# Hilfe (dringend) - Wann lieber JDBC anstatt CMP?



## bambi (18. Apr 2005)

Hi Leute,

ich muss ganz dringend wissen, unter welchen Bedingungen ich lieber JDBC verwenden sollten, anstelle eine CMP zu
holen und meine Daten daraus zu lesen.

Es gibt wohl 2 Faelle:

1. Wenn man nur lesenden Zugriff hat und auf dem Ojekt nichts mehr schreiben muss
2. ... HILFEEE...

Bin fuer jede Antwort dankbar!!! *fleh*


----------



## Bleiglanz (19. Apr 2005)

was meinst du mit CMP?

Wenn du einen J2EE Server hast, ist CMP immer zu bevorzugen, bevor du tausenmal den gleichen Code schreibst...

Ausnahme: häufige Queries, Batch-Operationen, usw.


----------



## bambi (19. Apr 2005)

Bleiglanz hat gesagt.:
			
		

> Wenn du einen J2EE Server hast, ist CMP immer zu bevorzugen, bevor du tausenmal den gleichen Code schreibst...Ausnahme: häufige Queries, Batch-Operationen, usw.


Nicht so ganz. Hab' jetzt die drei Moeglichkeiten gefunden (falls es doch mal wen interessieren sollte  :wink: )

1. JDBC ist (meistens) schneller, wenn man einfach nur die Daten lesen will und sie nicht veraendert.

2. Bei komplexen Queries oder beim Verwenden von Funktionen - sowas wie MAX(...) etc. - muss man JDBC verwenden,
    da CMP das nicht kann (normalerweise jedenfalls - gibt's Ausnahmen?).

3. CMPs koennen "grosse" Datentypen wie BLOB, CLOB, ... nicht verarbeiten.


----------



## Oskar (19. Apr 2005)

> 3. CMPs koennen "grosse" Datentypen wie BLOB, CLOB, ... nicht verarbeiten.



Also ich behaupte mal JBoss kan damit umgehen. Vorausgesetzt man stellt das mapping fuer den BLOB datentyp richtig im entsprechenden xml config file ein. 
Dann kannst du z.B. ein Object auf ein Blob mappen und dann alles reistecken. Sollte funktionieren (ich habs noch nicht ausprobiert).
Gruss
Oskar


----------



## Bleiglanz (20. Apr 2005)

> Bin fuer jede Antwort dankbar!!! *fleh*
> ...
> Nicht so ganz. Hab' jetzt die drei Moeglichkeiten gefunden (falls es doch mal wen interessieren sollte


Nach deiner lächerlichen Frage ist ein "nicht so ganz" eigentlich eine Frechheit

a) JDBC ist manchmal schnelller und manchmal nicht; wenn du 25 verschiedene Entities hat (mit ca. 10-15 Attributen) dann ist das Schreiben und Testen des entsprechenden SQL Codes auch ein Kostenfaktor beim Entwickeln [von der Robustheit usw. der Anwendung mal abgesehen]

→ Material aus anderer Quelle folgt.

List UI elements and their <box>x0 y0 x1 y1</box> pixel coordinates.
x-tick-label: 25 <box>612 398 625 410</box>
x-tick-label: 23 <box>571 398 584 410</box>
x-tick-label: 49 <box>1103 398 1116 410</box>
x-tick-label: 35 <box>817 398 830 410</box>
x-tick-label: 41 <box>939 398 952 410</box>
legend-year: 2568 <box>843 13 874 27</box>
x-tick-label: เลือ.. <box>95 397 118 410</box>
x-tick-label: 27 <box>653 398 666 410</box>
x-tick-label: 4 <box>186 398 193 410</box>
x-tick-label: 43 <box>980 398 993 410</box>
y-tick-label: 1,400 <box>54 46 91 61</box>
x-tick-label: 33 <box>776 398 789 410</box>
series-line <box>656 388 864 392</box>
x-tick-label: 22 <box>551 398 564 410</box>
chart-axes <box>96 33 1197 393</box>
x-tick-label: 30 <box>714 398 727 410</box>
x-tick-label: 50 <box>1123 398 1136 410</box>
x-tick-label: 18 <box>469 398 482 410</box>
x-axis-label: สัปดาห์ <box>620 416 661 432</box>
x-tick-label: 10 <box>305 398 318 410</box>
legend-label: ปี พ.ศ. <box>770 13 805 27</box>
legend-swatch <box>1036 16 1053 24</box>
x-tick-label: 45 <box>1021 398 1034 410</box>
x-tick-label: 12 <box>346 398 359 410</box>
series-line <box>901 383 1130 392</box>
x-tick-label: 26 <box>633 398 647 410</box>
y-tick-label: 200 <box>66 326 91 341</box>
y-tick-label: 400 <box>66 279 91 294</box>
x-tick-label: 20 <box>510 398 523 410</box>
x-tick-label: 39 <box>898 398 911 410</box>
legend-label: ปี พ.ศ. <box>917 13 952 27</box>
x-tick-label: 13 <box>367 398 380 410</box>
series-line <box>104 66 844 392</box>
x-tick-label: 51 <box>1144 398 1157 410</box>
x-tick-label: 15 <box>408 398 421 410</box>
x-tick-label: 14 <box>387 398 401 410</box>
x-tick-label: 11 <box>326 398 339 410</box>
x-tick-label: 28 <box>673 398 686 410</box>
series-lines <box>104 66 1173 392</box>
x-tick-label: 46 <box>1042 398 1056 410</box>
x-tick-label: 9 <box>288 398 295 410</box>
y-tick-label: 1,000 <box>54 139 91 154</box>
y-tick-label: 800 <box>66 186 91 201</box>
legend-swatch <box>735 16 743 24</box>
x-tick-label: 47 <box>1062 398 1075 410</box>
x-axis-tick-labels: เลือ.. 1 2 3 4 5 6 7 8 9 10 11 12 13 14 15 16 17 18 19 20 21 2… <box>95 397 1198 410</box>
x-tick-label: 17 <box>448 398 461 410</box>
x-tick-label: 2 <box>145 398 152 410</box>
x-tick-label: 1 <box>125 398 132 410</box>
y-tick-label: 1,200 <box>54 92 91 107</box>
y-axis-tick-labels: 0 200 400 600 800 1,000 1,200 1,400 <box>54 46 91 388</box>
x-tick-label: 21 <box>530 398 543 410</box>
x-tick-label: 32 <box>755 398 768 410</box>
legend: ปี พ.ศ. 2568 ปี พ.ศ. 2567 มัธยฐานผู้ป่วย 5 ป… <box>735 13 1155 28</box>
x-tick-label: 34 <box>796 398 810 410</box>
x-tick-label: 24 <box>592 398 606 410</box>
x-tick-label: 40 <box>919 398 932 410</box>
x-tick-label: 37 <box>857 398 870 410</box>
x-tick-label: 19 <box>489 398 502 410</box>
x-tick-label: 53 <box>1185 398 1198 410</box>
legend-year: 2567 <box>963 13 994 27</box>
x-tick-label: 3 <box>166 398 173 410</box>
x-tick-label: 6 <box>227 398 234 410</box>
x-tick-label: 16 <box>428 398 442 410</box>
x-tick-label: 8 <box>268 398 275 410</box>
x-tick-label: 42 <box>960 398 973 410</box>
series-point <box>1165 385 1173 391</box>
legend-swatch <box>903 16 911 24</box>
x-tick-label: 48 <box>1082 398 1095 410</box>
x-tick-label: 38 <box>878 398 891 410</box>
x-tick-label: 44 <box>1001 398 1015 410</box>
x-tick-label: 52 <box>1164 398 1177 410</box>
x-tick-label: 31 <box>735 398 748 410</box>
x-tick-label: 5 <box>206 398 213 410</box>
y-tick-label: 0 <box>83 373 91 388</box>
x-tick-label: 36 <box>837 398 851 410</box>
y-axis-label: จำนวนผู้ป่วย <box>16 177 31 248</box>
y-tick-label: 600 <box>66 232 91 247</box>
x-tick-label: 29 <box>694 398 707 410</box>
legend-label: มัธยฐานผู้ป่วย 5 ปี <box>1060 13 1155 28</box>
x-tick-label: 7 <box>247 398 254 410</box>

Nimm noch die Transaktionskontrolle dazu und du programmierst dich mit JDBC an die Wand, während du bei CMP nur ein bissl konfigurieren musst...

b) komplexe Joins, komplizierte Aggregatfunktionen sind i.A. mit JDBC einfacher (und performanter) zu bearbeiten (Fast Lane Reader); genauso Batch-Updates...

c) MAX gibts seit J2EE 1.4, schau dir erstmal die EJB QL an

d) natürlich kannst du auch mit CMP Blobs und Clobs verarbeiten, warum soll das nicht gehen? woher hast du das?? manche J2EE Server können sogar beliebige serialisierbare Java Typen in eine binäre DB Spalte "hineinserialisieren"

Fazit: ob man mit JDBC oder CMP arbeiten soll ist eine Frage, auf die es keine allgemeingültige Antwort gibt (zumal ja auch noch die anderen O/R Mapper auf der Matte stehen: Hibernate, JDO, Castor, Toplink...)


----------



## farkarich (16. Jun 2005)

Hallo Mal!

Also ich denke mir mal: Java ist Platformunabhängig, EJB-QL auch --> man sollt bei einen bleiben (meist EJB-QL, Entity Beans...) wenn man was entwickelt, weil portiert man die Anwendung dann (von Oracle auf MySQL zb) bringt man sich sonst sicher halb um beim protieren (anderer SQL Dialekt usw), wenn ich nur die EJBs hab, stell ich hald ein anderes Mapping ein, ändere in einer Datei meinen Treiber und danke das wars...

lg


----------